Firecrackers add another dimension of harm. Hospitals in Malaysia continue to treat severe festive injuries each year, including burns, amputations, and permanent disability. Official reports from the 2025 Aidilfitri season show how quickly firecracker injuries can turn serious. In Kelantan alone, the state health director reported 47 firecracker related injury cases during the festive season, including severe injuries with possible long-term effects, and many victims were children. These injuries happen in seconds, but their consequences can last a lifetime.

Ismail bin Edi
I spoke to Ismail bin Edi, Head of Program for the Diploma in Medical and Health Sciences at Institut Latihan Kementerian Kesihatan Malaysia Kota Kinabalu (ILKKM KK), who has trained generations of Assistant Medical Officers (AMO) and healthcare personnel now serving across Malaysia. He shared that festive periods often become defining moments for young healthcare workers encountering the realities of emergency care for the first time. “Many of our former trainees later tell us that their Raya duty is something they never forget,” he said. “They expect celebration, but instead they see accident victims who were travelling home, patients whose conditions worsened after medication was missed, and families facing emergencies that could have been prevented. These experiences remind them that healthcare continues even during celebration, and that small preventive actions taken before and during Hari Raya can protect lives.”
These risks exist not because celebration is harmful, but because it changes behaviour. People travel further. Sleep becomes shorter and less restorative. Medication routines are interrupted. Attention shifts outward toward family and tradition, and inward signals from the body are easier to ignore. But the solution is not to celebrate less. It is to celebrate with awareness.
Bringing enough medication during travel protects stability. Resting before long journeys protects life. Watching cooking fires protects homes built over decades. Paying attention to a persistent cough protects the people we love.
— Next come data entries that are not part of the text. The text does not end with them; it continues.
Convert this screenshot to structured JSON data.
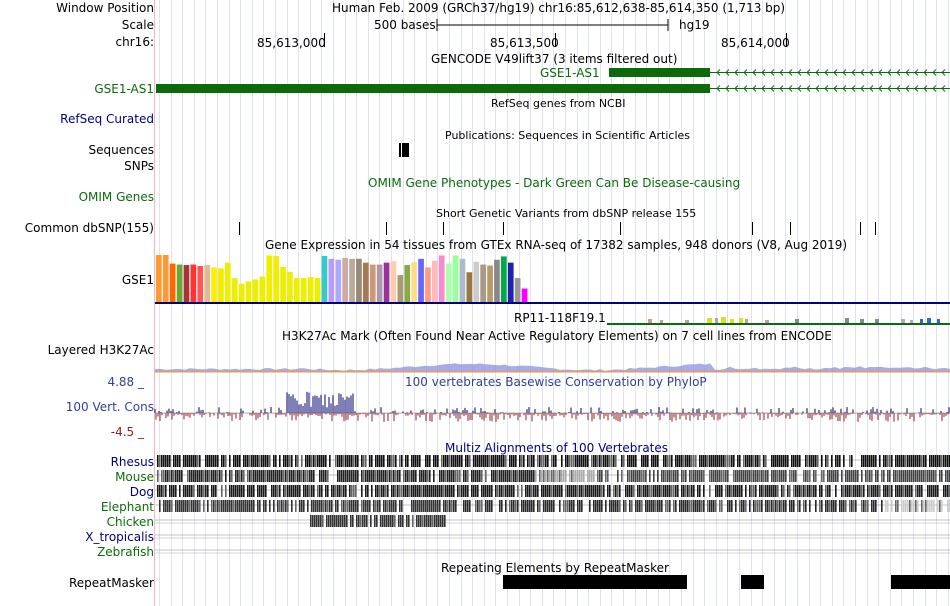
{
  "position": {
    "window_label": "Window Position",
    "window_text": "Human Feb. 2009 (GRCh37/hg19)   chr16:85,612,638-85,614,350 (1,713 bp)",
    "scale_label": "Scale",
    "scale_bases": "500 bases",
    "scale_assembly": "hg19",
    "chrom_label": "chr16:",
    "ticks": [
      "85,613,000",
      "85,613,500",
      "85,614,000"
    ]
  },
  "tracks": {
    "gencode": {
      "title": "GENCODE V49lift37 (3 items filtered out)",
      "gene_inline": "GSE1-AS1",
      "label": "GSE1-AS1"
    },
    "refseq": {
      "title": "RefSeq genes from NCBI",
      "label": "RefSeq Curated"
    },
    "publications": {
      "title": "Publications: Sequences in Scientific Articles",
      "label": "Sequences"
    },
    "snps": {
      "label": "SNPs"
    },
    "omim": {
      "title": "OMIM Gene Phenotypes - Dark Green Can Be Disease-causing",
      "label": "OMIM Genes"
    },
    "dbsnp": {
      "title": "Short Genetic Variants from dbSNP release 155",
      "label": "Common dbSNP(155)"
    },
    "gtex": {
      "title": "Gene Expression in 54 tissues from GTEx RNA-seq of 17382 samples, 948 donors (V8, Aug 2019)",
      "label": "GSE1",
      "gene2": "RP11-118F19.1",
      "tissue_levels": [
        0.98,
        0.98,
        0.8,
        0.78,
        0.77,
        0.78,
        0.75,
        0.77,
        0.72,
        0.7,
        0.82,
        0.5,
        0.38,
        0.43,
        0.47,
        0.53,
        0.97,
        0.96,
        0.73,
        0.63,
        0.5,
        0.5,
        0.52,
        0.5,
        0.96,
        0.9,
        0.88,
        0.92,
        0.9,
        0.9,
        0.82,
        0.78,
        0.78,
        0.82,
        0.85,
        0.56,
        0.77,
        0.83,
        0.9,
        0.72,
        0.86,
        0.97,
        0.8,
        0.97,
        0.9,
        0.62,
        0.84,
        0.78,
        0.76,
        0.88,
        0.95,
        0.82,
        0.5,
        0.28
      ],
      "tissue_colors": [
        "#ff9933",
        "#ff9933",
        "#ff6600",
        "#66aa33",
        "#aa3333",
        "#ff3333",
        "#ff5555",
        "#ddbb99",
        "#ffee00",
        "#eeee00",
        "#eeee00",
        "#eeee00",
        "#eeee00",
        "#eeee00",
        "#eeee00",
        "#eeee00",
        "#eeee00",
        "#eeee00",
        "#eeee00",
        "#eeee00",
        "#eeee00",
        "#eeee00",
        "#eeee00",
        "#eeee00",
        "#33cccc",
        "#bb99ff",
        "#aaaaff",
        "#ccaaaa",
        "#bbaa99",
        "#998877",
        "#aa7755",
        "#cc9977",
        "#aa99aa",
        "#993399",
        "#ffccaa",
        "#aa9977",
        "#88aa44",
        "#ffdd88",
        "#6666ff",
        "#ff9988",
        "#ffbbbb",
        "#ff88cc",
        "#aaffaa",
        "#99ff99",
        "#aabbcc",
        "#997744",
        "#cccccc",
        "#aa9988",
        "#bb9966",
        "#888888",
        "#00aa44",
        "#2222aa",
        "#999999",
        "#ff00ff"
      ]
    },
    "h3k27ac": {
      "title": "H3K27Ac Mark (Often Found Near Active Regulatory Elements) on 7 cell lines from ENCODE",
      "label": "Layered H3K27Ac"
    },
    "phylop": {
      "title": "100 vertebrates Basewise Conservation by PhyloP",
      "label": "100 Vert. Cons",
      "max_label": "4.88 _",
      "min_label": "-4.5 _"
    },
    "multiz": {
      "title": "Multiz Alignments of 100 Vertebrates",
      "species": [
        "Rhesus",
        "Mouse",
        "Dog",
        "Elephant",
        "Chicken",
        "X_tropicalis",
        "Zebrafish"
      ]
    },
    "repeatmasker": {
      "title": "Repeating Elements by RepeatMasker",
      "label": "RepeatMasker"
    }
  },
  "colors": {
    "gene_green": "#0b6b0b",
    "navy_label": "#000080",
    "phylop_pos": "#2b2b8a",
    "phylop_neg": "#8b2222"
  }
}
These are small acts, invisible to others, but powerful in their effect.
For healthcare workers, Hari Raya reveals both the resilience and fragility of the communities they serve. They treat accident victims who were travelling home. They stabilise patients whose chronic illness worsened during celebration. They care for families whose festive preparations ended in emergency.
Across Sabah, healthcare workers continue serving throughout Hari Raya. Assistant Medical Officers, nurses, doctors, and emergency responders remain on duty while others return home. They witness both sides of Hari Raya. They see the joy. They also see the cost when prevention is forgotten.
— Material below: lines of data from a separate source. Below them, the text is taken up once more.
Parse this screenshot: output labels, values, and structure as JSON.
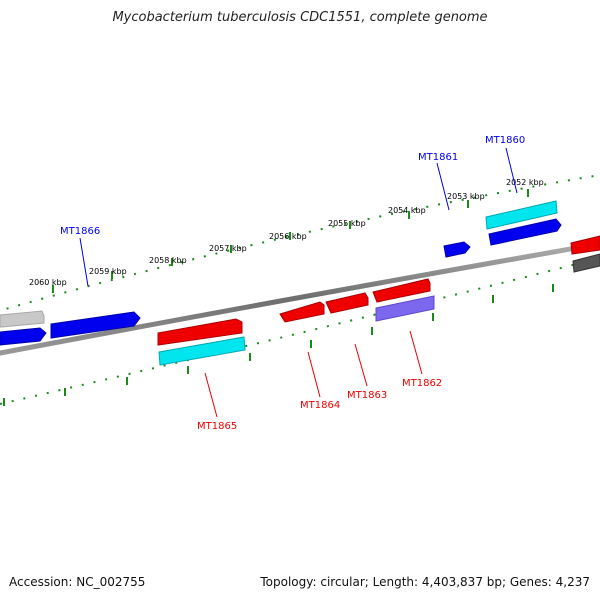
{
  "title": "Mycobacterium tuberculosis CDC1551, complete genome",
  "footer": {
    "accession": "Accession: NC_002755",
    "topology": "Topology: circular; Length: 4,403,837 bp; Genes: 4,237"
  },
  "ticks": [
    "2052 kbp",
    "2053 kbp",
    "2054 kbp",
    "2055 kbp",
    "2056 kbp",
    "2057 kbp",
    "2058 kbp",
    "2059 kbp",
    "2060 kbp"
  ],
  "genes": {
    "plus": [
      "MT1860",
      "MT1861",
      "MT1866"
    ],
    "minus": [
      "MT1862",
      "MT1863",
      "MT1864",
      "MT1865"
    ]
  },
  "colors": {
    "forward": "#0000ee",
    "reverse": "#ee0000",
    "cyan": "#00e5ee",
    "slate": "#7b68ee",
    "grey": "#bdbdbd",
    "dark": "#555555",
    "tick": "#1a8a1a",
    "backbone": "#808080"
  }
}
Prevention throughout Hari Raya is not about restriction. It is about protecting the people waiting for us at home. It reminds us of what matters most. Protecting health during this time is not about fear. It is about love. It ensures that the same roads we travel this year will continue to carry us home safely for many years to come.
Melvin Ebin Bondi is a PhD candidate in Public Health at Universiti Malaysia Sabah. He writes a weekly public health column for The Borneo Post.